Vos questions sur les filières, les choix d'orientation...

À partir de quel moment commencer à s’occuper de l’orientation ?

La réponse de Ferroudja Kaci, responsable développement des services au public au CIDJ (Centre d’information et de documentation jeunesse)

Plus tôt les jeunes s’informent, mieux ils sont préparés et armés quand se présente le moment de faire des choix. Il n’est donc jamais trop tôt pour commencer. Mais si cela n’a pas été fait avant, il faut commencer dès la 3e.

Comment choisir entre les filières technologiques STI2D (sciences et technologies de l’industrie et du développement durable) et les spécialités du bac général numérique et sciences informatique ou sciences de l’ingénieur ?

La réponse de Ferroudja Kaciresponsable développement des services au public au CIDJ (Centre d’information et de documentation jeunesse)

Cela dépend du profil du jeune, mais aussi de ses attentes et du travail qu’il est prêt à fournir. En voie générale, le travail en classe est plus théorique, l’élève doit fournir un travail personnel à la maison qui peut être assez conséquent – le niveau de la spécialité mathématiques a été revu à la hausse. En filière technologique, les cours de sciences sont plus appliqués et une importante partie du travail se fait en classe. Le travail à la maison est moindre. Les questions que le jeune doit se poser sont : quelles écoles d’ingénieur je vise et quel est le meilleur moyen pour moi d’atteindre cet objectif ?
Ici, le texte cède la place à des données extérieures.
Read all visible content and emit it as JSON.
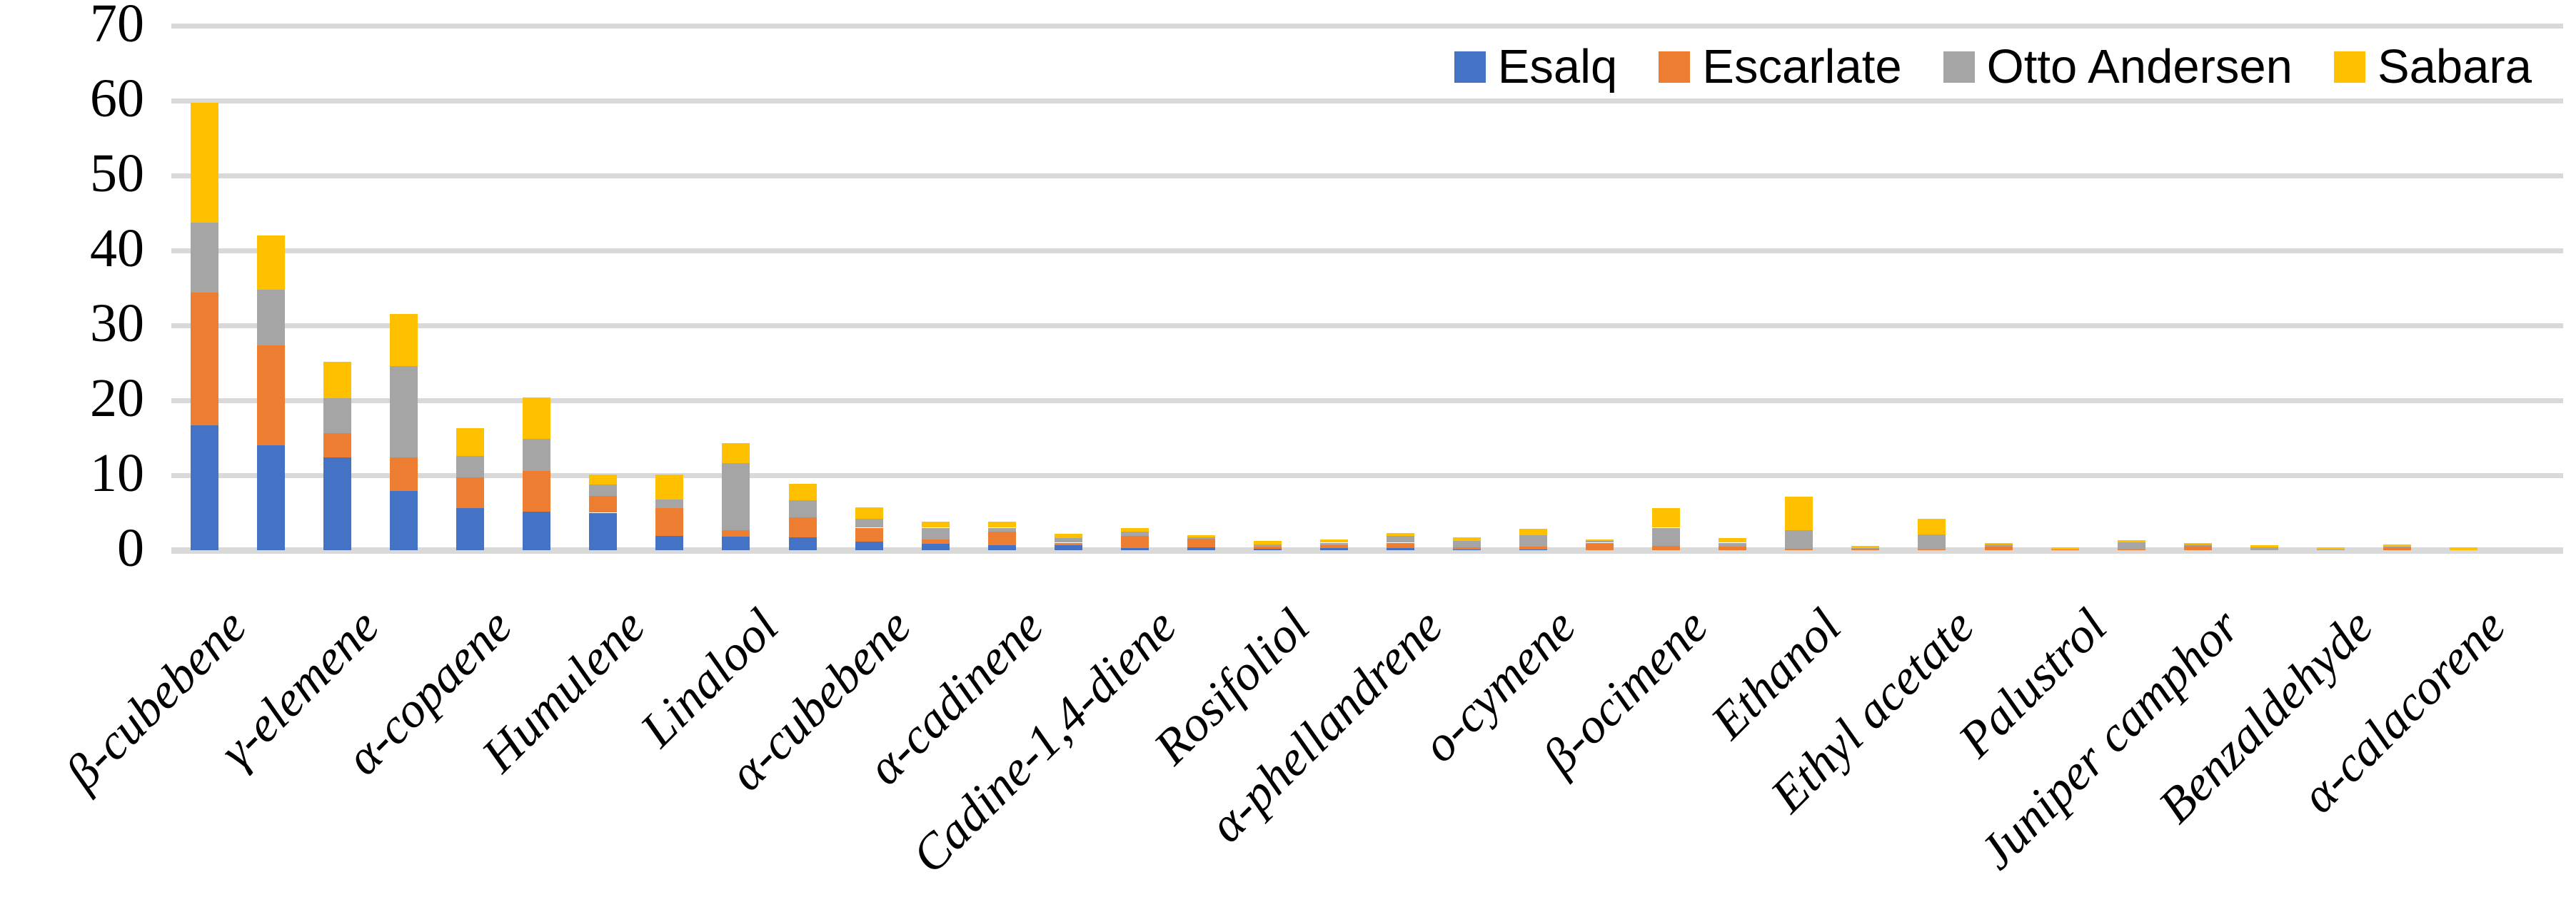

Mon enfant souhaite faire une pause (année de césure, départ à l’étranger, service civique...). Que faire et comment réagir ?

La réponse de Véronique Bilbault, responsable du service Information et conseil aux familles (ICF) de l’académie d’Orléans-Tours

Faire une pause, c’est tout le contraire de ne rien faire. C’est plutôt aller voir d’autres choses, pour construire son avenir. Il est nécessaire que les parents prennent le temps de bien écouter le projet, de l’analyser dans toutes ses dimensions (économiques, géo- graphiques, scolaires...). Sans oublier la dimension affective en associant les autres membres de la famille. Il faut rendre le jeune autonome, mais le soutenir dans sa prise de décision finale. Ce type de projet, qu’il aboutisse ou pas, participe à la recherche de soi et donc à la construction de son avenir. Dans tous les cas, il faut valoriser cette volonté de prise de risques. Et s’il est parfois difficile de voir s’éloigner son enfant, il faut se dire que le monde professionnel prend en compte aujourd’hui ce type d’expériences. À diplômes équivalents, ces pas de côté feront la différence.

On propose une 3e prépa métiers à ma fille, est-ce une opportunité ?

La réponse de Fabrice Hermil, chef d’établissement du lycée technologique et professionnel La Providence, à Nice

C’est une opportunité, si ce choix est volontaire. Cela peut être le choix d’un jeune qui sait qu’il ne veut pas faire des études longues ou qui a envie d’apprendre différemment ou encore qui n’a jamais été heureux au collège. Cette 3e prépa métiers peut être suivie dans un collège ou mieux dans un lycée professionnel avec des enseignants aguerris et des équipements pros. Les enseignements disciplinaires sont identiques à ceux d’une 3e générale, avec une consolidation en maths et en français, une heure d’enseigne- ment artistique en moins et 5 heures de découverte des métiers. Cinq semaines de stage sont prévues dans l’année pour permettre aux jeunes d’observer le monde de l’entreprise et de découvrir des formations grâce aux immersions en lycée professionnel. Après cette 3e prépa métiers, la majorité des élèves préparent un CAP ou un bac pro, en apprentissage ou sous statut scolaire. Mais rien n’interdit à un jeune qui reprend goût aux études de poursuivre vers la voie générale ou technologique.